There's now a crate that does this
https://crates.io/crates/subprocess-communicate
In this particular example, you know that the input and output amounts are equivalent, so you don't need threads at all. You can just write a bit and then read a bit:
use std::io::{self, Cursor, Read, Write};
static DATA: [u8; 1024 * 4096] = [0x3f; 1024 * 4096];
const TRANSFER_LIMIT: u64 = 32 * 1024;
fn main() {
let mut child = std::process::Command::new("cat")

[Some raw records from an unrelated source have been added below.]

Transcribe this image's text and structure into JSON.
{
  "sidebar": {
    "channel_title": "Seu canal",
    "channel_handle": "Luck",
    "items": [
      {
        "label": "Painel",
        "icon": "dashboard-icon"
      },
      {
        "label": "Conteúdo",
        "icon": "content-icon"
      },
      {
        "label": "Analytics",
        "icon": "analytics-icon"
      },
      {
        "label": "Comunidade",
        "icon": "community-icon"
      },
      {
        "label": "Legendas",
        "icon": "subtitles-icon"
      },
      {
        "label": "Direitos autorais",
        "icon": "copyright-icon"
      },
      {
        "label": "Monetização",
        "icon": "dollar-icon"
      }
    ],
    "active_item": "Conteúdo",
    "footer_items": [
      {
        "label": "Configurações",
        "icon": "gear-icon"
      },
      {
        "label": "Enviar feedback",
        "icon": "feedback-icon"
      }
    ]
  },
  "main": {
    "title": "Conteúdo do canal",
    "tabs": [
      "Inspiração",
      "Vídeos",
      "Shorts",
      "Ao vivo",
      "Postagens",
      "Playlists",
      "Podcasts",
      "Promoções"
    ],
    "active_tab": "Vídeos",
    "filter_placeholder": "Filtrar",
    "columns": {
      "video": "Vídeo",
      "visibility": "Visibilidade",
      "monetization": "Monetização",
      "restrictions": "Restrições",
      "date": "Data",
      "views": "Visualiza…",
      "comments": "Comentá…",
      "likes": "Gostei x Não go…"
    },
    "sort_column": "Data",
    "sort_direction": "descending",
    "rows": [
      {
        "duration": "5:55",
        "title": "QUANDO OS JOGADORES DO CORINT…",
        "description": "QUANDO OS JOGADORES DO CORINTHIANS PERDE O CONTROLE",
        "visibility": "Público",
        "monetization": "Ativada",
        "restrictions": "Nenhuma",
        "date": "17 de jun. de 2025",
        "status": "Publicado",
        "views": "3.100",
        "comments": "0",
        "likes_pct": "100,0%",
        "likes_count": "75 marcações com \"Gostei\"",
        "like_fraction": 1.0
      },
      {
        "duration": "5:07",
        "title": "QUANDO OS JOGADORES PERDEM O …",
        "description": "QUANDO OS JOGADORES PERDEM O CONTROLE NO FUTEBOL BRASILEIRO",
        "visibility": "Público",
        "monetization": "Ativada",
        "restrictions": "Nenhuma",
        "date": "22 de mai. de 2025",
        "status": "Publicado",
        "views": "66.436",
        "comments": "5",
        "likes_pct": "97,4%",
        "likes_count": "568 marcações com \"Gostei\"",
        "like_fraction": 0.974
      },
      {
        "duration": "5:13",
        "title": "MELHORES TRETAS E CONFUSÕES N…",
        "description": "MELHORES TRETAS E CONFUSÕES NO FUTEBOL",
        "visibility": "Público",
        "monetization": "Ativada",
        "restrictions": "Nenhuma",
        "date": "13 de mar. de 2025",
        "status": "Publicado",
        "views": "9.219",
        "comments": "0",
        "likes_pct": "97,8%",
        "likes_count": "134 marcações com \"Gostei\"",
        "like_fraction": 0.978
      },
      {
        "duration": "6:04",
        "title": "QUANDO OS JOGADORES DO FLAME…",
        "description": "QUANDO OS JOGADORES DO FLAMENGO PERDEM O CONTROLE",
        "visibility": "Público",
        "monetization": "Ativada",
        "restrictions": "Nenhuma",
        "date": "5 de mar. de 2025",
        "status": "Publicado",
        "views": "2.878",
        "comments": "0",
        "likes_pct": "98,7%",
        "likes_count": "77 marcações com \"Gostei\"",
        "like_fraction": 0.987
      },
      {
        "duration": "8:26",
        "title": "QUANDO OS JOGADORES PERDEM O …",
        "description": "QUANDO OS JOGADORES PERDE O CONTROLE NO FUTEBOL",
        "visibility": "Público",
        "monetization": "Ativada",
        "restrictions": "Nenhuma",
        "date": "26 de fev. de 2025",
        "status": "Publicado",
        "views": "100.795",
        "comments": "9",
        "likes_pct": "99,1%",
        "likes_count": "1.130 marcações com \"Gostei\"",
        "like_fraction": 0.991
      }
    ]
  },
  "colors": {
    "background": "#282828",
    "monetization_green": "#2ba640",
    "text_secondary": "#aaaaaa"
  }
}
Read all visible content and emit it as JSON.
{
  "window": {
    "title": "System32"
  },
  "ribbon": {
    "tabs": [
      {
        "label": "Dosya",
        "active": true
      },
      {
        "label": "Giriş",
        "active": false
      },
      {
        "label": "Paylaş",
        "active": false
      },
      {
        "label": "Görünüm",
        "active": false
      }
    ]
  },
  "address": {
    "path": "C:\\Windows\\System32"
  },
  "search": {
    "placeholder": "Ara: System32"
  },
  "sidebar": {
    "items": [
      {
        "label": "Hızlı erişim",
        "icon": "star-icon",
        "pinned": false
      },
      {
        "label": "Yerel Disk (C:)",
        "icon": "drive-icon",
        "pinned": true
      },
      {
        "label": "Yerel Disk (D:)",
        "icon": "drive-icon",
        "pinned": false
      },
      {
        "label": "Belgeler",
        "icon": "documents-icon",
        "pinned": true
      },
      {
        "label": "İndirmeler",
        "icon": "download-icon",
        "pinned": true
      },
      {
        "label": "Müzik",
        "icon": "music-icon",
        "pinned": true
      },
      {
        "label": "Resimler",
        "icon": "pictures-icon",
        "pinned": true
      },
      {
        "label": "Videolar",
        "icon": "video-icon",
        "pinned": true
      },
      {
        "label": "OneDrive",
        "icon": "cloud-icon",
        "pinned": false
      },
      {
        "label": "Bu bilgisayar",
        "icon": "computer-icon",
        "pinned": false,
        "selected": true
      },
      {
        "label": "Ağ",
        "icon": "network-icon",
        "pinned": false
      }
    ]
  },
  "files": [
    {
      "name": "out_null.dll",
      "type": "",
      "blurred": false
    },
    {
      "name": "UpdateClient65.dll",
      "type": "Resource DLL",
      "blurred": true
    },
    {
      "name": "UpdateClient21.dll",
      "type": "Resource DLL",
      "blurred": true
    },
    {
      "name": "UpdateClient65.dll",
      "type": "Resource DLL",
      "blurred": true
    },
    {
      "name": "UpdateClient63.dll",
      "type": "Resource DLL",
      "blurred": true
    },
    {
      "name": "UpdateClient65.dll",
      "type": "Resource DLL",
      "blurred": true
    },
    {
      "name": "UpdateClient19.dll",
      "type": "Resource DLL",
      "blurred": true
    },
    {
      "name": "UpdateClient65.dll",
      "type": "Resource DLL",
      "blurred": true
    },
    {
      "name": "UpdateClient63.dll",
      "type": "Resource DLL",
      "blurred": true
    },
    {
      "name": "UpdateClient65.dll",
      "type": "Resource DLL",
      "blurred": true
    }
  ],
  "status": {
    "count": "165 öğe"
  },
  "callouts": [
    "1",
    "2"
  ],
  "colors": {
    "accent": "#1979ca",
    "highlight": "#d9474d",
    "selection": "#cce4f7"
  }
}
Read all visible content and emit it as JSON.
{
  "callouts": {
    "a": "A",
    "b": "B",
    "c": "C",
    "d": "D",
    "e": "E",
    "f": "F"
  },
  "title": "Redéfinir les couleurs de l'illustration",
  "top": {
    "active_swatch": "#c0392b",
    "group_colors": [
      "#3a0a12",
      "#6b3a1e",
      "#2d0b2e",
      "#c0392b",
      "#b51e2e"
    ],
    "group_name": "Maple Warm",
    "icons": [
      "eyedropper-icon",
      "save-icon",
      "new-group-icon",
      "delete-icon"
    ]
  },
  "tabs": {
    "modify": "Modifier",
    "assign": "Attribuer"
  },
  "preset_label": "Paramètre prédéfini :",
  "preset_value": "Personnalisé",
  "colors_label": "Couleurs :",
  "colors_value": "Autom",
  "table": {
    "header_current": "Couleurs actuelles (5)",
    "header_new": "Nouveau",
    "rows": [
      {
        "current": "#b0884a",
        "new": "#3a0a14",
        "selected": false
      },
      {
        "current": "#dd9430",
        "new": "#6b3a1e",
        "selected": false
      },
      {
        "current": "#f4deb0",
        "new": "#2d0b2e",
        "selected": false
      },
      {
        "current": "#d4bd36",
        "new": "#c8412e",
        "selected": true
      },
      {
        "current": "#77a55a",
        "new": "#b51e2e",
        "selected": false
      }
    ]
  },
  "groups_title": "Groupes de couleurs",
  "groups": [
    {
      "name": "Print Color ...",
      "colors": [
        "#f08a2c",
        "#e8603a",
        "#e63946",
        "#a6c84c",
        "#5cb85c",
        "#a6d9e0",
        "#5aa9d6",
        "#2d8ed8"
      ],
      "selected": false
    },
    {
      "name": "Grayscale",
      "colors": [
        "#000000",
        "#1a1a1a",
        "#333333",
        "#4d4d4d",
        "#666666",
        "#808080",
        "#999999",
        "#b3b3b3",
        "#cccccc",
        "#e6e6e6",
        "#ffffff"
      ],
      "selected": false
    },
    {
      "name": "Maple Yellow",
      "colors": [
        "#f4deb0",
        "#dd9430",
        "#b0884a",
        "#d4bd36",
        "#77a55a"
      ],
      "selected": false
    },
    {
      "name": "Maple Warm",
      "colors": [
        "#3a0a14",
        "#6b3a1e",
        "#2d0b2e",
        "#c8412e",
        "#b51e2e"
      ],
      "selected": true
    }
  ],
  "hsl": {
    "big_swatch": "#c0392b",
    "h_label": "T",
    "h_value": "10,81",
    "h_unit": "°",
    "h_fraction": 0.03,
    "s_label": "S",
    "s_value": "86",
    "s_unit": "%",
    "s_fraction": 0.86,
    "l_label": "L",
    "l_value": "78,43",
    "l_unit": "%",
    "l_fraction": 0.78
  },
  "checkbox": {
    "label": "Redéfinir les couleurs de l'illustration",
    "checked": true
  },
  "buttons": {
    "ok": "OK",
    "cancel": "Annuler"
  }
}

.stdout(std::process::Stdio::piped())
.stdin(std::process::Stdio::piped())
.spawn()
.expect("Could not start child");
let mut input = Cursor::new(&DATA[..]);
let mut output = Cursor::new(Vec::new());
match (child.stdin.as_mut(), child.stdout.as_mut()) {
(Some(stdin), Some(stdout)) => {
while input.position() < input.get_ref().len() as u64 {
io::copy(&mut input.by_ref().take(TRANSFER_LIMIT), stdin).expect("Could not copy input");
io::copy(&mut stdout.take(TRANSFER_LIMIT), &mut output).expect("Could not copy output");
}
},
_ => panic!("child process input and output were not opened"),
}
child.wait().expect("Could not join child");
let res = output.into_inner();
assert_eq!(res.len(), DATA.len());
assert_eq!(&*res, &DATA[..]);
}
If you didn't have that specific restriction, you will need to use select from the libc crate, which requires file descriptors for the pipes so will probably restrict your code to running on Linux / OS X.
You could also start threads, one for each pipe (and reuse the parent thread for one of the pipes), but you've already ruled that out.